Sebagaimana kami telah
memberi balasan kepada Musa atas ketaatannya kepada Kami dan memberinya
kebaikan atas kesabarannya terhadap perintah Kami, maka demikian pula Kami
membalas setiap hamba yang berbuat kebajikan, mentaati perintah dan menjauhi
larangan Kami.[2]
3.
Tafsir Al-Azhar
“Dan setelah cukupp umurnya dan dewasa, Kami berikanlah kepadanya
Hukum dan Ilmu.” (pangkal ayat 14). Telah dapat dikira-kirakan bahwa kurang
lebih 30 tahun dia menjadi “anak angkat” fir’aundari kecil dibesarkan dalam
istana fir’aun. Tetapi sejak kecil itu pula ibunya telah terbiasakan membawanya
pulang dari istana, bahkan dia diasuh dan dibimbing dirumah ibunya sendiri dan disaat-saat yang perlu dibawa keistana. Dengan demikian
maka keluarga Imran, yaituu nama ayah Musa telah pula mendapat keuntungan dari
hubungan anaknya dengan istana. Abangnya Harun pun telah mendapatkan pekerjaan
yang layak di istana dan leluasa masuk
istana. Keluarga Musa sebagai keluarga Bani Israel golongan yang tertindas dan
dipandang hina, karena Musa jadi “anak angkat” telah mendapat hak istimewa yang
tidak didapat oleh Bani Israel yang lain. Keadaan ini pernah diuraikan oleh
Musa dihadapan Fir’aun.
Lantara itu, meskipun dia dianggap sebagai “orang istana”, dia tidak
terpisah dari kaumnya. Dia mengetahui apa yang dialami oleh kaumnya. Dia mengetahui apa yang dialami oleh kaumnya.
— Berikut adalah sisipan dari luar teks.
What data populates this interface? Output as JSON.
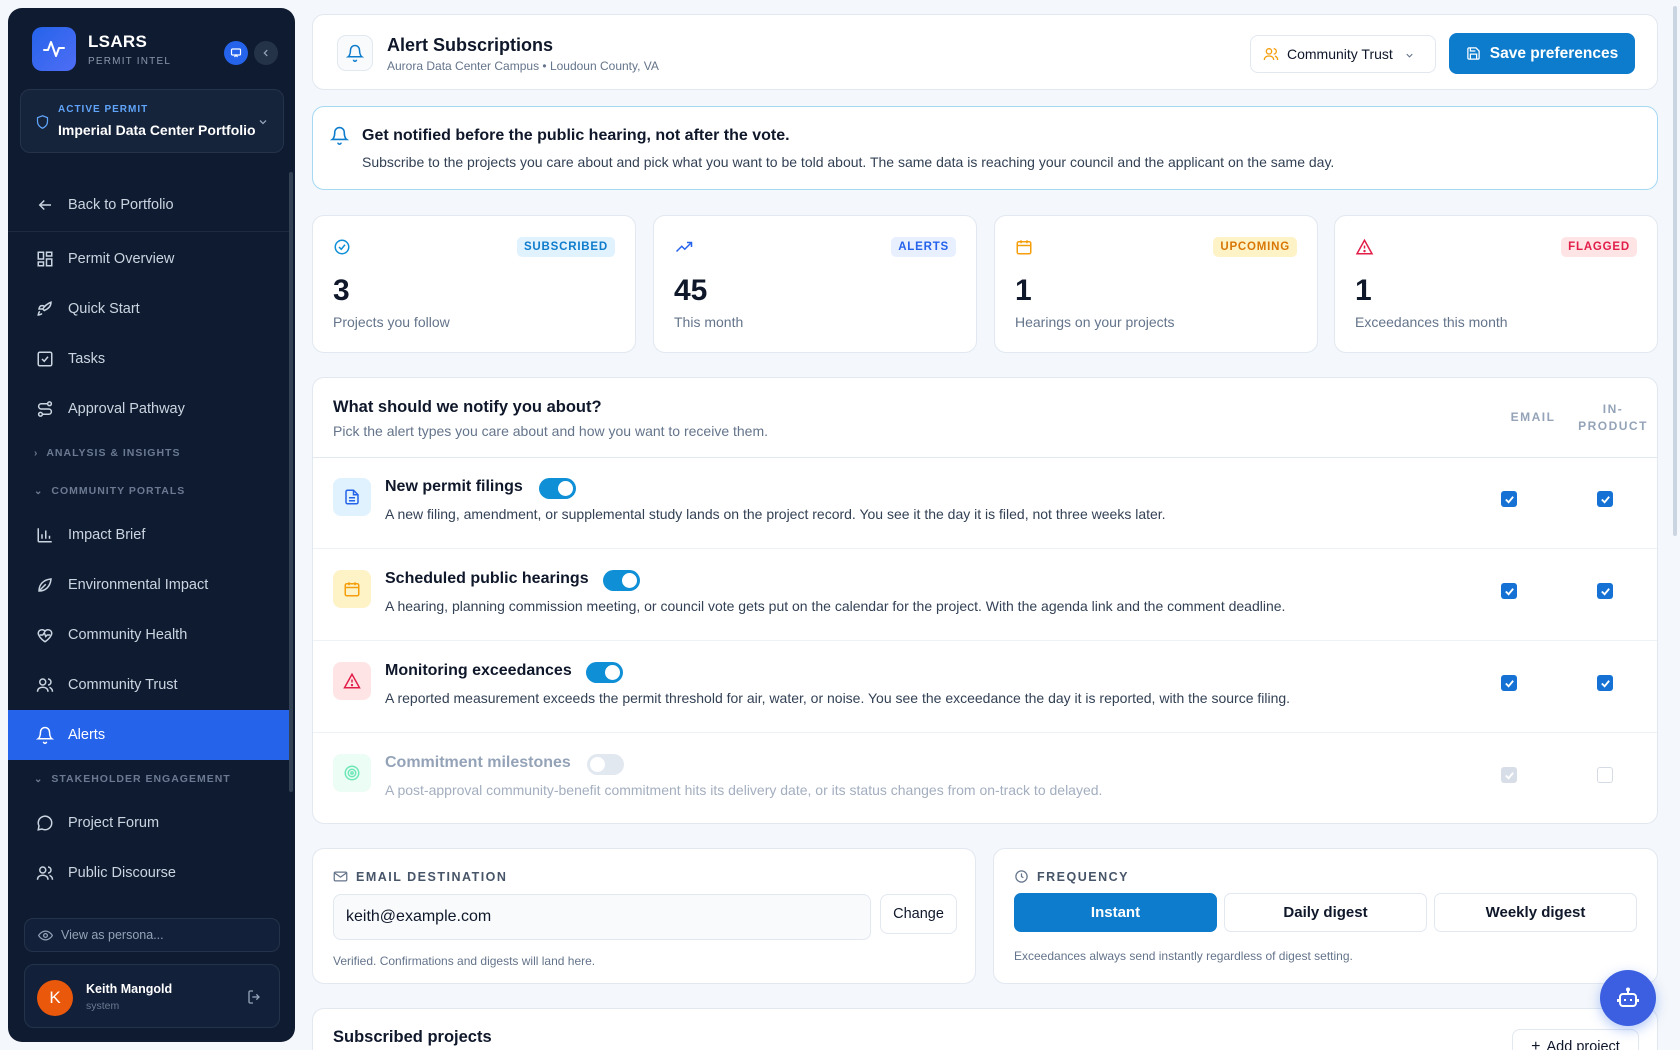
{
  "brand": {
    "name": "LSARS",
    "subtitle": "PERMIT INTEL"
  },
  "active_permit": {
    "label": "ACTIVE PERMIT",
    "name": "Imperial Data Center Portfolio"
  },
  "nav": {
    "back": "Back to Portfolio",
    "items": [
      "Permit Overview",
      "Quick Start",
      "Tasks",
      "Approval Pathway"
    ],
    "sections": [
      "ANALYSIS & INSIGHTS",
      "COMMUNITY PORTALS",
      "STAKEHOLDER ENGAGEMENT"
    ],
    "portal_items": [
      "Impact Brief",
      "Environmental Impact",
      "Community Health",
      "Community Trust",
      "Alerts"
    ],
    "engagement_items": [
      "Project Forum",
      "Public Discourse"
    ]
  },
  "persona_view": "View as persona...",
  "user": {
    "initial": "K",
    "name": "Keith Mangold",
    "role": "system"
  },
  "header": {
    "title": "Alert Subscriptions",
    "subtitle": "Aurora Data Center Campus • Loudoun County, VA",
    "persona": "Community Trust",
    "save_label": "Save preferences"
  },
  "banner": {
    "title": "Get notified before the public hearing, not after the vote.",
    "text": "Subscribe to the projects you care about and pick what you want to be told about. The same data is reaching your council and the applicant on the same day."
  },
  "stats": [
    {
      "badge": "SUBSCRIBED",
      "value": "3",
      "label": "Projects you follow",
      "color": "#0ea5e9"
    },
    {
      "badge": "ALERTS",
      "value": "45",
      "label": "This month",
      "color": "#2563eb"
    },
    {
      "badge": "UPCOMING",
      "value": "1",
      "label": "Hearings on your projects",
      "color": "#f59e0b"
    },
    {
      "badge": "FLAGGED",
      "value": "1",
      "label": "Exceedances this month",
      "color": "#e11d48"
    }
  ],
  "notify": {
    "title": "What should we notify you about?",
    "subtitle": "Pick the alert types you care about and how you want to receive them.",
    "col_email": "EMAIL",
    "col_inproduct_1": "IN-",
    "col_inproduct_2": "PRODUCT",
    "rows": [
      {
        "title": "New permit filings",
        "desc": "A new filing, amendment, or supplemental study lands on the project record. You see it the day it is filed, not three weeks later.",
        "enabled": true,
        "email": true,
        "in_product": true
      },
      {
        "title": "Scheduled public hearings",
        "desc": "A hearing, planning commission meeting, or council vote gets put on the calendar for the project. With the agenda link and the comment deadline.",
        "enabled": true,
        "email": true,
        "in_product": true
      },
      {
        "title": "Monitoring exceedances",
        "desc": "A reported measurement exceeds the permit threshold for air, water, or noise. You see the exceedance the day it is reported, with the source filing.",
        "enabled": true,
        "email": true,
        "in_product": true
      },
      {
        "title": "Commitment milestones",
        "desc": "A post-approval community-benefit commitment hits its delivery date, or its status changes from on-track to delayed.",
        "enabled": false,
        "email": true,
        "in_product": false
      }
    ]
  },
  "email_dest": {
    "heading": "EMAIL DESTINATION",
    "value": "keith@example.com",
    "change_label": "Change",
    "hint": "Verified. Confirmations and digests will land here."
  },
  "frequency": {
    "heading": "FREQUENCY",
    "options": [
      "Instant",
      "Daily digest",
      "Weekly digest"
    ],
    "selected": "Instant",
    "hint": "Exceedances always send instantly regardless of digest setting."
  },
  "subscribed": {
    "title": "Subscribed projects",
    "add_label": "Add project"
  }
}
Dia telah selalu melihat ketidak adilan yang dilakukan oleh fir’aun dan segala
kaki-tangannya teradap kaumnya. Sebab itu maka pengalaman-pengalaman yang
pahit, yang dilihat yang didengar
menambah pengetahuan mana yang adil dan mana yang zalim,keadaan yang
disaksikan tiap hari juga menambah
matang pribadi Musa, menambah dia cerdik dan pandai. Allah telah memberinya
anugrah Hukum dan Ilmu. Sebab dalam istana niscaya dia diajar sebagai anak-anak
bangsawan dan dalam masyarakat diajar ileh pengalaman pengalaman dan melihat
kepincangan-kepincangan yang berlaku
terhadap rakyat yang lemah. “Dan demikianlah kami mengajari orang-orang yang
berbuat baik”.[3]
4.
Tafsir ibnu katsier
Ayat ini mengisahkan peristiwa yang dialami oleh Nabi Musa a.s
sebelum ia diutus sebagai seorang Rasul, dimana ia setelah cukup umur dan
sempurna akalnya, Allah memberikan hikmah dan pengetahuan, diceritakan
peristiwa yang dialaminya yang mengantar ketingkat yang ditakdirkan Allah
baginya, yaitu tingkat kenabian dan kesempatan bermunajat langsung kepadanya.[4]
D.
Aplikasi dalam kehidupan sehari-hari
Dalam
ayat al-Qur’an menganjurkan agar manusia menggunakan akal pikirannya untuk mencapai
hasil yang dicita-citakan. Inilah iklim
baru yang dibentuk oleh al-Qur’an dalam rangka mengembangkan akal pikiran
manusia serta menyingkirkan hal-hal yang dapat menghalangi kemajuannya.[5]
Qs. Al-Qashash ,
menunjukkan bahwa Allah SWT membuktikan kebenaran janji-janjinya. Hal tersebut
dapat dibuktikan dengan kisah Nabi musa yang di hanyutkan di sungai untuk
menghindari dibunuhnya oleh Fir’aun, namun pada akhirnya ditemukan oleh Fir’aun
dan diangkat menjadi anak. sebenarnya banyak indikator yang menunjukkan bahwa
itu adalah bayi dari Bani Isra’il , selain itu juga telah dapat dikira kirakan
bahwa kurang lebih 30 tahun dia ( Nabi Musa AS) menjadi anak angkat fir’aun,
dari kecil dibesarkan dalam istana fir’aun.
Tetapi sejak kecil itu
pula ibunya telah membiasakan membawanya pulang dari istana, bahkan dia diasuh
, dibimbing di rumah ibunya sendiri dan di saat-saat yang perlu dibawa ke
istana. Petunjuk-petunjuk itu tidak disadari oleh fir’aun dan semua stafnya.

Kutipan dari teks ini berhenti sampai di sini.